The first phase of the research has already been completed and involved interviews with healthcare professionals and clinicians who support people living with knee OA. These interviews explored:
• What and how digital tools are used in OA care
• What works well
• Where patients struggle or disengage
• Their experiences with women from ethnic minority backgrounds
Healthcare professionals described several barriers affecting digital engagement. These included language differences, low confidence using technology, limited access to devices or internet services, and lack of time during appointments to explain digital platforms properly. Many also reflected on how existing digital tools often fail to consider the cultural and social realities of the communities they are intended to support.
Several professionals noted that digital platforms are frequently designed using a “one-size-fits-all” approach. As a result, some patients may try the tools initially but stop using them because the content feels unfamiliar, difficult to relate to, or impractical within everyday life. This can lead to lower engagement and reinforce assumptions that some communities are “hard to reach,” when in reality the support itself may not meet their needs.
Hearing professional voices and knowing that’s not enough
Although healthcare professionals provide important perspectives, their views alone cannot fully explain why some people engage with digital health tools and others do not. The next phase of this ongoing research will involve focus groups with South Asian women living with knee osteoarthritis.
This stage of the project will use a co-production approach. Rather than asking women to simply comment on existing digital tools, the aim is to involve them in shaping ideas for future support.

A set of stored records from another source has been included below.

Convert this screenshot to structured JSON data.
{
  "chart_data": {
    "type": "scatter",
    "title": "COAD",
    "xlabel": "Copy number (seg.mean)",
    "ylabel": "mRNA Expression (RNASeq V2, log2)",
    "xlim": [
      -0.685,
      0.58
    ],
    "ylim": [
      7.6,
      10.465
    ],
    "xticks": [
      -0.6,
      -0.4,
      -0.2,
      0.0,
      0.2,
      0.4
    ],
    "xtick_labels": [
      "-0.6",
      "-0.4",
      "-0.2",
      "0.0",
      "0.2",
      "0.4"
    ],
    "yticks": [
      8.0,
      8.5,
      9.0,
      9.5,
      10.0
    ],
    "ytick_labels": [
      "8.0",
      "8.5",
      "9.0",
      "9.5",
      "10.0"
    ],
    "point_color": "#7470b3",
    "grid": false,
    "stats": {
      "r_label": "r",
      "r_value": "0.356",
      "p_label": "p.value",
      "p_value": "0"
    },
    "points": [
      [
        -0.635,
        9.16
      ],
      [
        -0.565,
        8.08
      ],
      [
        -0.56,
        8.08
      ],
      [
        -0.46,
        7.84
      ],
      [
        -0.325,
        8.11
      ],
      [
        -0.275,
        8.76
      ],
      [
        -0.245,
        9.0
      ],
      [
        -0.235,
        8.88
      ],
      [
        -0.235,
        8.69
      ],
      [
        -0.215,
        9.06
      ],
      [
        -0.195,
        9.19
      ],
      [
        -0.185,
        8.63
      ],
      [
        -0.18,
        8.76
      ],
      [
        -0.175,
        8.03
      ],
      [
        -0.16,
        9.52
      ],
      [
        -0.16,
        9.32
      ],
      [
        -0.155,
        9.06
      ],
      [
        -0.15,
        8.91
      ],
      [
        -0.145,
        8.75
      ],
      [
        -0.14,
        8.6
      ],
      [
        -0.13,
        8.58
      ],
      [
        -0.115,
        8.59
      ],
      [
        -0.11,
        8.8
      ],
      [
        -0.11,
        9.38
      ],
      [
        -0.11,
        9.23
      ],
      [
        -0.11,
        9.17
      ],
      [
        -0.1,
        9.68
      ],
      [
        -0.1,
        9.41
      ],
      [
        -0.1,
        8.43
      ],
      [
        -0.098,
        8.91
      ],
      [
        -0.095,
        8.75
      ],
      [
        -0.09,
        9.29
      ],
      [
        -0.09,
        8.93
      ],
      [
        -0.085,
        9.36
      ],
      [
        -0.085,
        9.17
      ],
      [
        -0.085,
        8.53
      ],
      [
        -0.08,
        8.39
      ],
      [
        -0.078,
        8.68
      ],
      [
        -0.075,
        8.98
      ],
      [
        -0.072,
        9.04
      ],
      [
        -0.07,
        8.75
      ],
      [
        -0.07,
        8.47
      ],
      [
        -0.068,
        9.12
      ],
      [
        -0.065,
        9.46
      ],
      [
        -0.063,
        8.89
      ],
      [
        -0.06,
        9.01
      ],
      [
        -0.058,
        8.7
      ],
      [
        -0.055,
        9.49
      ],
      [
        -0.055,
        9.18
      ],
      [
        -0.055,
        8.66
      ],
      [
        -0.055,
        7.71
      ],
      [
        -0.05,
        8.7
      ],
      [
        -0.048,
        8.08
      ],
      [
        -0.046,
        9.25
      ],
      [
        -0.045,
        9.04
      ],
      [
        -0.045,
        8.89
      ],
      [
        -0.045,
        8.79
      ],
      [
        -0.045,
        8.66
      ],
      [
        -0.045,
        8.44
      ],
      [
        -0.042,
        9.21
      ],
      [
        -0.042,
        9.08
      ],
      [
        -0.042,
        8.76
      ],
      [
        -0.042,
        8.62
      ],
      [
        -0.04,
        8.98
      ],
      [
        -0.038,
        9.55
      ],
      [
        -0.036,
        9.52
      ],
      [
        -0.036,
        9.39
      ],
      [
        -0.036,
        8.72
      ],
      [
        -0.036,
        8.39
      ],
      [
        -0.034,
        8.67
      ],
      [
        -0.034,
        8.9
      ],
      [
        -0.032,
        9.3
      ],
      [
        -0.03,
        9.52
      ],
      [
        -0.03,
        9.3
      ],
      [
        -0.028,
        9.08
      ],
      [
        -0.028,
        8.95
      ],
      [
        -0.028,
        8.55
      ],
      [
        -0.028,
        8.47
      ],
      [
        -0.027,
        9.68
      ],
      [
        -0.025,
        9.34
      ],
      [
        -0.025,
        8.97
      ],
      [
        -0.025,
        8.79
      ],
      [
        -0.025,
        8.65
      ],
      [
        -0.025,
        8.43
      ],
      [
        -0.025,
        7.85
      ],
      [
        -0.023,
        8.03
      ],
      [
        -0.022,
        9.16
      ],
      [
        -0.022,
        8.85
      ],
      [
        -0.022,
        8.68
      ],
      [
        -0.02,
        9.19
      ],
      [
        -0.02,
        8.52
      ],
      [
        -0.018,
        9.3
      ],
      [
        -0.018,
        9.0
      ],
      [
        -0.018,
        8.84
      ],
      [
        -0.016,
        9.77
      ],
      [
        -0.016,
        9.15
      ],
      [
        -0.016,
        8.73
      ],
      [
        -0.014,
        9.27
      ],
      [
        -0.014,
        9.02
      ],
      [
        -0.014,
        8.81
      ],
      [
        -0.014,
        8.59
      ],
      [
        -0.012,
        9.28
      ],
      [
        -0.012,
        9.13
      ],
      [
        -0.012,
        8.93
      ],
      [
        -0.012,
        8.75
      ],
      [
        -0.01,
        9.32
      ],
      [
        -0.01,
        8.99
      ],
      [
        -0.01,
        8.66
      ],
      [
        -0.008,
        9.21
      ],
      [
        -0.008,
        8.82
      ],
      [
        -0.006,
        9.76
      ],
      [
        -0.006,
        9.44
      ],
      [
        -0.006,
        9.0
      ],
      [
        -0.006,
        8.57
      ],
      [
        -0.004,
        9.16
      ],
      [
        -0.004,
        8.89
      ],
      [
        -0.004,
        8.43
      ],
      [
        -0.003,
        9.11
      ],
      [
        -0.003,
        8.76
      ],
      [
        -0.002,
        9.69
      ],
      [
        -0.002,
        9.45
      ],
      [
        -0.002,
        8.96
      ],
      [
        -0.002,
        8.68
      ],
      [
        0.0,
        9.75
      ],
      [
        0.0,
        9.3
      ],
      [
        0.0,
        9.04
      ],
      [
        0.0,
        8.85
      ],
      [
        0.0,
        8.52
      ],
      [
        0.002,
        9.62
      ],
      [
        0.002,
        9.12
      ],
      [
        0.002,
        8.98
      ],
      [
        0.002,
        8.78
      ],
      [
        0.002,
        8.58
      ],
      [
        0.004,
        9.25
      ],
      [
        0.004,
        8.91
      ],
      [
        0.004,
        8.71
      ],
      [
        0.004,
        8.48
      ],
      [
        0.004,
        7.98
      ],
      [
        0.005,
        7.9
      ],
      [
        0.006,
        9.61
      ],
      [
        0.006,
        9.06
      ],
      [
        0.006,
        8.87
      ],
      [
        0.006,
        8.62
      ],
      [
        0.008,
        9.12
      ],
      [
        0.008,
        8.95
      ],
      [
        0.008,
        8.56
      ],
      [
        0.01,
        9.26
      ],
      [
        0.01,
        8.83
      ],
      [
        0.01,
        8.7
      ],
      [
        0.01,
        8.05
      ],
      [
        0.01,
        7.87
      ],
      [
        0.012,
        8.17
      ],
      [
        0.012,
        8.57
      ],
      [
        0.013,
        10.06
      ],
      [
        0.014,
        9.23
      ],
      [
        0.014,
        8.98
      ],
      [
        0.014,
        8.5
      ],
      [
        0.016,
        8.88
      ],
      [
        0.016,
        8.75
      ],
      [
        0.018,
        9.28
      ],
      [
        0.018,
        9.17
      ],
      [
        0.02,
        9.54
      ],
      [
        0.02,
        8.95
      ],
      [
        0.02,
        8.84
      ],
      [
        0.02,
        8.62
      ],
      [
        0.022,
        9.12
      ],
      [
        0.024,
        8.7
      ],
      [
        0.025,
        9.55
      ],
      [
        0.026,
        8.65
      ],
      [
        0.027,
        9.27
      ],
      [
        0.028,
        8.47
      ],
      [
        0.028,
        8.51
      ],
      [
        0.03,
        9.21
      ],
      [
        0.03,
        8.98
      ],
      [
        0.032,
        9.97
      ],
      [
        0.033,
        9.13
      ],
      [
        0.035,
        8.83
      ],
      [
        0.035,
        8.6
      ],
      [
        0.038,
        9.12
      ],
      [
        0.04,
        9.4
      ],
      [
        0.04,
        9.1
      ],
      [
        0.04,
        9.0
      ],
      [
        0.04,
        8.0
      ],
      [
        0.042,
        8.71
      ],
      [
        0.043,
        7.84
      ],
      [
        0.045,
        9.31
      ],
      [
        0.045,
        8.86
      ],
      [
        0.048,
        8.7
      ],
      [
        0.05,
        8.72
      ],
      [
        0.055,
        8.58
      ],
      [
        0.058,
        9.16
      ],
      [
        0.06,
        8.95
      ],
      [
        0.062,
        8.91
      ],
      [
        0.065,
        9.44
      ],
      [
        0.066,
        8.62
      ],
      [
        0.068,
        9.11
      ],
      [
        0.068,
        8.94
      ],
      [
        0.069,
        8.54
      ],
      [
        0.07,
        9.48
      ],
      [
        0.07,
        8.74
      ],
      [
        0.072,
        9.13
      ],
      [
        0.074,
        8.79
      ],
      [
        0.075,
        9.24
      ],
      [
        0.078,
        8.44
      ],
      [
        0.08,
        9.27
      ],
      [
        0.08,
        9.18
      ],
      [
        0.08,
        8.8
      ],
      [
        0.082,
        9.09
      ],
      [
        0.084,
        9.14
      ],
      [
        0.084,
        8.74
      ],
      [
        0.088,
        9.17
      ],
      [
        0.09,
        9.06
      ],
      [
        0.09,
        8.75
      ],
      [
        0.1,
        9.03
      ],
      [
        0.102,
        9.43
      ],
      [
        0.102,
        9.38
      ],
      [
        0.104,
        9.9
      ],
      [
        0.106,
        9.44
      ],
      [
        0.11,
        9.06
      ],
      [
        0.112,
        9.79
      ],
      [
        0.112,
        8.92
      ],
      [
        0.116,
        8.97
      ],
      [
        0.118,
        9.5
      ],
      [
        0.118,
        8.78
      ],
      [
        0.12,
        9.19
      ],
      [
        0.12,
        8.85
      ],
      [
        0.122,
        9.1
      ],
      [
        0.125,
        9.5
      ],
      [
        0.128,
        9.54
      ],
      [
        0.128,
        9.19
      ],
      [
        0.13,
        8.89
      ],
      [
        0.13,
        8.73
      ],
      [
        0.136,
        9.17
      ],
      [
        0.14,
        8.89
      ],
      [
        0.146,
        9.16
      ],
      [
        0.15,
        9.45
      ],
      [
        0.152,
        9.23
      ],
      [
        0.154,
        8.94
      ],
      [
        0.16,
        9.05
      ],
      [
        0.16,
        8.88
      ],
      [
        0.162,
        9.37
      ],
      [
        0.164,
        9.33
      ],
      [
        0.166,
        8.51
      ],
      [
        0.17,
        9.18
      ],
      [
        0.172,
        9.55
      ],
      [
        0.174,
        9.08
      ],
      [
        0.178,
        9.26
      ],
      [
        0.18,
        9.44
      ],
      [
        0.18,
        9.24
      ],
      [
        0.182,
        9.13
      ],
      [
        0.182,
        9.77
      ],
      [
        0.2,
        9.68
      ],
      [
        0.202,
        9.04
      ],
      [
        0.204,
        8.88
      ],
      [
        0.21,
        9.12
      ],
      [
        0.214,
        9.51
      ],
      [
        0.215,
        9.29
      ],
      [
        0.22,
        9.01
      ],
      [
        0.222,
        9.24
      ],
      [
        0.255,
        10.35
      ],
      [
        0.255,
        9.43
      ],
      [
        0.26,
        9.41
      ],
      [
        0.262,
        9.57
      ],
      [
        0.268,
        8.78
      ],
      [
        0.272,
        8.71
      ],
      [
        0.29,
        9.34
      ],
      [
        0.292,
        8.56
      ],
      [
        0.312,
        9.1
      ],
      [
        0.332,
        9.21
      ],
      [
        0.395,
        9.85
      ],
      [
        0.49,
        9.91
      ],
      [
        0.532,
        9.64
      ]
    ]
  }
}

The focus groups will create space for women to share their experiences, priorities, and suggestions for what accessible and meaningful digital care could look like. As part of preparing for this stage of the research, I have been engaging with community networks and groups involving South Asian women to begin building trust and rapport before formal data collection starts. These early conversations are also helping shape how the focus groups will be organised, including considerations around language, accessibility, cultural sensitivity, and creating comfortable discussion spaces where women feel able to share their experiences openly.
The focus groups will explore:
• Daily life with osteoarthritis
• Experiences with healthcare services
• Use of digital tools and reasons for their choices
• Types of support that would feel genuinely useful and culturally relevant
The long-term aim of the research is to help inform more inclusive digital health design and encourage approaches that are shaped collaboratively with the communities they are intended to support. Rather than treating people as passive users, co-production recognises them as experts in their own experiences and active contributors to healthcare innovation.
Why co-production is key to tackling inequalities
Health inequalities continue not because people avoid care, but due to systems lacking insight into diverse experiences. When digital health tools are co-produced, they align better with daily practices, respect cultural contexts, and identify barriers. Co-production also builds trust between communities and healthcare institutions, especially for groups that have felt marginalised.
For women from ethnic minority backgrounds, taking part in decision-making is empowering. It sends a clear message that their experiences are vital in shaping future care. Thus, co-production is not just a method; it’s a pledge to equity.
Digital health has great potential for managing long-term conditions. However, its benefits will be uneven unless inclusion is part of the design and implementation. Creating care that truly listens means moving beyond one-size-fits-all solutions. It requires embracing collaborative approaches that put lived experience at the core of innovation.